Nedenini sorarsanız size sayfa sayfa anlatabilirim. Okurken "Sen de genç değil misin?" düşüncesi aklınıza gelebilir, lakin konumuz benimle alakalı değil.
Geçen gün arabada radyoyu açtım ve Türk müziğinin yanlış batılılaşmayı bile bıraktığını gördüm. "Kitap okumak en iyisi," dedim. Adı sanı duyulmamış Ödül sahibi olmuş, edebiyat eleştirmenlerinin "yılın kitabı" diye nitelendirdiği, güzellikleriyle övülen kitaplara göz gezdirdim. Bir dilin katili nasıl olunur, gözlerimle gördüm. İçim sıkıldı, "Bir kahve içelim," dedim. Dünya kahveleri, yeni tatlar, yeni lezzetler dedim. Yirmili yaşlardaki gencin deyimiyle "barista" Türk kahvesini yaparken yakmış.
Popüler kültür için havlayanlar sırf okuyormuş gibi görünsündiye, sinek vızıltısını yazıya aktaran kitapları alan. "Benim damak zevkim var," diyebilmek için telaffuzu en basit kahveyi alan gençleri gördüm.
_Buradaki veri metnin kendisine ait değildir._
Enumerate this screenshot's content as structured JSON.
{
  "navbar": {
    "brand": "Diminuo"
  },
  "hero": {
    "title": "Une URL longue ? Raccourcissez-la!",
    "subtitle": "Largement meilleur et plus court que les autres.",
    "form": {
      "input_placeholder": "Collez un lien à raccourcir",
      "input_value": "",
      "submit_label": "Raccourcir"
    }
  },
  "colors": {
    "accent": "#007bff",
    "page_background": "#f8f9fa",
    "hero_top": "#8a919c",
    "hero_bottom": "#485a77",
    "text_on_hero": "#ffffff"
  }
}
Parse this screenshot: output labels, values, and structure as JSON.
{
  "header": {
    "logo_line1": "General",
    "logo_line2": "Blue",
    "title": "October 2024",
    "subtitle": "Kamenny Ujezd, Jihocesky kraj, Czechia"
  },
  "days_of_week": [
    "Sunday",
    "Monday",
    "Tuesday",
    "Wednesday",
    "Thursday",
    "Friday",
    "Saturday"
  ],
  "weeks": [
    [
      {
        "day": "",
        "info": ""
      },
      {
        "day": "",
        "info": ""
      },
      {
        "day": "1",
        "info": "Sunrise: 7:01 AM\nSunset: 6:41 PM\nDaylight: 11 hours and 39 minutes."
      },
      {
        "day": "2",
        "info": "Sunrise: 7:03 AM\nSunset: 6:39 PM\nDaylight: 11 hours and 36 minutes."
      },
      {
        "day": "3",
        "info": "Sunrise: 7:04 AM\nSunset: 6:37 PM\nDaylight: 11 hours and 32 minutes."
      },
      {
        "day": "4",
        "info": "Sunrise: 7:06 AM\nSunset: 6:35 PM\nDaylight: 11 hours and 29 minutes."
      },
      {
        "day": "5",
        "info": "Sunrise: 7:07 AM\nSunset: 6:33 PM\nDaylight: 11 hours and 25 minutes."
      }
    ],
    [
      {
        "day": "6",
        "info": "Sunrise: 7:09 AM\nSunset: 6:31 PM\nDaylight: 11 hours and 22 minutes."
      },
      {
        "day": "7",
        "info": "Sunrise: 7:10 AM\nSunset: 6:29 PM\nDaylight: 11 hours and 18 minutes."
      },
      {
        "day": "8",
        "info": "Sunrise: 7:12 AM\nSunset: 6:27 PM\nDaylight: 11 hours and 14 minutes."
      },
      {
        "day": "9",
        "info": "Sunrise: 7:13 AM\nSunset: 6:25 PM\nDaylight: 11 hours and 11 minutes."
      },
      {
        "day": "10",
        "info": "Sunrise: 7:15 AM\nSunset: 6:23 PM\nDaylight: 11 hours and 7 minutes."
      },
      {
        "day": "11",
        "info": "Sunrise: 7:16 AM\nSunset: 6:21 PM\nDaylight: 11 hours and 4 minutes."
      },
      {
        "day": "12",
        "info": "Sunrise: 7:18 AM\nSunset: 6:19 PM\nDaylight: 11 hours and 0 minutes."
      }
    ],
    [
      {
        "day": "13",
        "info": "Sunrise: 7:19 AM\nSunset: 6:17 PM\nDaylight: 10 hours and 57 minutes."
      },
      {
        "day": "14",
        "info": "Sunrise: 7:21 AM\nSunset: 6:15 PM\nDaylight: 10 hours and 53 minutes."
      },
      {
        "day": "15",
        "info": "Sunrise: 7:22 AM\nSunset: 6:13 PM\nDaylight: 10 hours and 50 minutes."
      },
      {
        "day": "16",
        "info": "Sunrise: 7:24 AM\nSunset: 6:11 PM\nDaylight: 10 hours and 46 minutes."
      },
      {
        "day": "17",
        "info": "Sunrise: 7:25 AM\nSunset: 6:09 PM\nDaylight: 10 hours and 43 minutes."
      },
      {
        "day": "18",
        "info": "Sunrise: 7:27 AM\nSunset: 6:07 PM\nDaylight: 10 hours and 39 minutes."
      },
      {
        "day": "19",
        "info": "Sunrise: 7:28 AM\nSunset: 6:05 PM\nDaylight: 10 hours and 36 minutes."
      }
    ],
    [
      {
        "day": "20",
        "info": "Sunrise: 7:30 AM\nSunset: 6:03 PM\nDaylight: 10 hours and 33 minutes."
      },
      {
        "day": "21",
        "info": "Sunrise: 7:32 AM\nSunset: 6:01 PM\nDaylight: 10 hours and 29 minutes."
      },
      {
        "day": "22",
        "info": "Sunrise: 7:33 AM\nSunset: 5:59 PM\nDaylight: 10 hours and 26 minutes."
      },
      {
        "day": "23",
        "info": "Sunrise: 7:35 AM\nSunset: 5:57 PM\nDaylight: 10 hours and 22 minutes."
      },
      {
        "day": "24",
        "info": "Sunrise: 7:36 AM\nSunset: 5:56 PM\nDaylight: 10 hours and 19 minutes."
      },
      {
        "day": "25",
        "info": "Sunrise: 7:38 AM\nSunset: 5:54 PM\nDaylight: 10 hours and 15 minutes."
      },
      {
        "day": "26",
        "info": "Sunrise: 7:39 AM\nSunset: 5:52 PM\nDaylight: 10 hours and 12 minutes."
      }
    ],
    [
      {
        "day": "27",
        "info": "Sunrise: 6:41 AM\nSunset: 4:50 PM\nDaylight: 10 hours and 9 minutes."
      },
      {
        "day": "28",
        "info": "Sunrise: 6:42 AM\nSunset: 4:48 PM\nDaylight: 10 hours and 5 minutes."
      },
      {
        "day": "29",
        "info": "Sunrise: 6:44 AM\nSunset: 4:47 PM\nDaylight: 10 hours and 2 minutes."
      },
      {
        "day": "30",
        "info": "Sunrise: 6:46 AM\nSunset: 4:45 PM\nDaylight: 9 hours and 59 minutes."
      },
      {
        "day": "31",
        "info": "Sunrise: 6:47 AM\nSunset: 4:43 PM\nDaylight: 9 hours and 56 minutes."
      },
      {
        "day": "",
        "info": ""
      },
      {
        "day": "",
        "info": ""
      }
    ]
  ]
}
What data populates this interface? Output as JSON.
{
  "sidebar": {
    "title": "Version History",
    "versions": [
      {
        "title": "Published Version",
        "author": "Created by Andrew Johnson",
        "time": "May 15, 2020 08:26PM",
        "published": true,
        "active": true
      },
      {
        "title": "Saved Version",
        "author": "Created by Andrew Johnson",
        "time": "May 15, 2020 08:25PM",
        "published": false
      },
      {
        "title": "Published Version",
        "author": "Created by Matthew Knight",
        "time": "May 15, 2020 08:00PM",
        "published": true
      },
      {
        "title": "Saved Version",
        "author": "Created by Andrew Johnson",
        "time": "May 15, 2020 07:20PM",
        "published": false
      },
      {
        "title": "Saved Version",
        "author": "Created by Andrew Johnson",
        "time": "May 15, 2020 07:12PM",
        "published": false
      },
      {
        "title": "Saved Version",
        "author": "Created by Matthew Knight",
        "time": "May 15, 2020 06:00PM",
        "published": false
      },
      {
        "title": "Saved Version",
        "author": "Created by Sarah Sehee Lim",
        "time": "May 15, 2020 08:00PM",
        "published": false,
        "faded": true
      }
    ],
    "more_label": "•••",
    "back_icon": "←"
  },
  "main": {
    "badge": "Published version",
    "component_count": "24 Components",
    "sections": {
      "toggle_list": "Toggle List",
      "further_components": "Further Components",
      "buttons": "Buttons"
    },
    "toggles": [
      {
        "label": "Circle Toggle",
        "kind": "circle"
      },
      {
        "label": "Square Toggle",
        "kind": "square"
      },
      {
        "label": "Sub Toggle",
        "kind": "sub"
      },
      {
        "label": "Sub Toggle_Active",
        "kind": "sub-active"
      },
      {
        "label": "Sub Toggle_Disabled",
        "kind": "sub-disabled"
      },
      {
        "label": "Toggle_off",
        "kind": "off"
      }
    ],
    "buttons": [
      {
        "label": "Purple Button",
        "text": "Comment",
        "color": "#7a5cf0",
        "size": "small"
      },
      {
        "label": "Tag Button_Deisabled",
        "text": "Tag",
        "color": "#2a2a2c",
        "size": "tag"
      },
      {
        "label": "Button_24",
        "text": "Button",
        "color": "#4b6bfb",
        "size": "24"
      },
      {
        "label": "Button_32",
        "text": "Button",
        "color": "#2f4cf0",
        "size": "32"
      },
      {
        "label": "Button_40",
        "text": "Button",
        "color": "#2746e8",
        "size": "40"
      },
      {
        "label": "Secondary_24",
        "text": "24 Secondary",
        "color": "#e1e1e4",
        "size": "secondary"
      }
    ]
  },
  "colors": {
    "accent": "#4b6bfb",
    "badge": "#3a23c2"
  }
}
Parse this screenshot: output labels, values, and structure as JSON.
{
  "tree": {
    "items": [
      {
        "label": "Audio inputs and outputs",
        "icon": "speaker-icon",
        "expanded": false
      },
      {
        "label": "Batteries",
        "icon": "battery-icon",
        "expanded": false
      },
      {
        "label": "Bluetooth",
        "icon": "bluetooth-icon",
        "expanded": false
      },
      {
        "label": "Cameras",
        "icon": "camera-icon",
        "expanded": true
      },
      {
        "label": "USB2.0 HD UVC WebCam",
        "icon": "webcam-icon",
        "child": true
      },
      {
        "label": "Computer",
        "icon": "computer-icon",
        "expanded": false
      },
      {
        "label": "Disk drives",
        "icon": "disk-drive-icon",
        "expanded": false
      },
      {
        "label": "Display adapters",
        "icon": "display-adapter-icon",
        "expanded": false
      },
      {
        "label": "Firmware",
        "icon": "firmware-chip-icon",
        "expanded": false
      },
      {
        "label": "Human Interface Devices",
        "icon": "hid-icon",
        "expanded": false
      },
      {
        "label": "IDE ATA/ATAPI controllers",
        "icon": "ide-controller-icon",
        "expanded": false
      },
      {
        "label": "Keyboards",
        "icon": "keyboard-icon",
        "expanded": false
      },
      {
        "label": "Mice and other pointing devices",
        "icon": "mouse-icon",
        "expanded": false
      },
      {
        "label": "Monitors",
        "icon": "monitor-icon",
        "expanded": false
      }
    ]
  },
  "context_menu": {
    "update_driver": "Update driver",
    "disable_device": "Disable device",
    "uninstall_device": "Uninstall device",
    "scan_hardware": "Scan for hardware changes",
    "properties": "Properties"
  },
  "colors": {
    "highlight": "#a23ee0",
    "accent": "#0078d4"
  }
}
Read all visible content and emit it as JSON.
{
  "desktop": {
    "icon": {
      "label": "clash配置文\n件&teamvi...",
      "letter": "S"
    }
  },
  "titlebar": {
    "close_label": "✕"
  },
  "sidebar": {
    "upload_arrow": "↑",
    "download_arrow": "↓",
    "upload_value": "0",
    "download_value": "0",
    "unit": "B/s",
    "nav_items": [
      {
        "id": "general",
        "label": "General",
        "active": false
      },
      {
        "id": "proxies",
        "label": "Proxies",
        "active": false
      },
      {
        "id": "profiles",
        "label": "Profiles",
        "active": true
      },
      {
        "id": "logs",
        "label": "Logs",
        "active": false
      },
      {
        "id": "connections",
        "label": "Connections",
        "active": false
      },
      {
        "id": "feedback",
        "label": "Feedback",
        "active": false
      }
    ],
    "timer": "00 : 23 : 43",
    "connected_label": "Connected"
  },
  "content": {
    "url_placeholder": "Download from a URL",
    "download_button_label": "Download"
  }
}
Dedim ya, konunun benimle alakası yok.
Şimdi takkeyi önümüze koyup düşünme vakti!
Bu saydıklarım en basit örnekler olmasına rağmen biz, toplumdaki bu çürümeyi daha önce neden fark edemedik? Ebeveyn mi olmadık, yoksa toplum mu?
Alman edebiyatından Goethe’nin deyimiyle:
"Herkes kapısının önünü süpürürse, her semt temiz olur."
Şimdi diyeceksiniz ki, "Ne alaka?" Haklı olabilirsiniz kendinize göre. Ama ben bunu metafor olarak alıyorum. "Kapınızın önü" çocuğunuz olsun ve çocuğunuzu temiz, güzel yetiştirin. Çünkü her güzel, güzeli okur.
Bu söze karşı çıkıp "Biz, toplumun güzellik algılarını yaşatmak istemiyoruz, bu algıyı değiştirmek istiyoruz," diyenler çıkabilir. Haklıdırlar da. Ama haklı olsa bile, bir toplumun kültürel emperyalizmin etkisiyle yok olmasına izin vermemeli.
Diyeceğim şu:
Evet, biz gençleri eleştiriyoruz, ama eleştirmeden önce kendi değerlerimizi ve toplum bilincimizi eleştirelim. Şayet hapimiz biliyoruz ki balık bastan kokuyor.
Yeri geldiğinde toplumumuzla gurur duyuyoruz. Peki, toplum çürürken toplum nerede?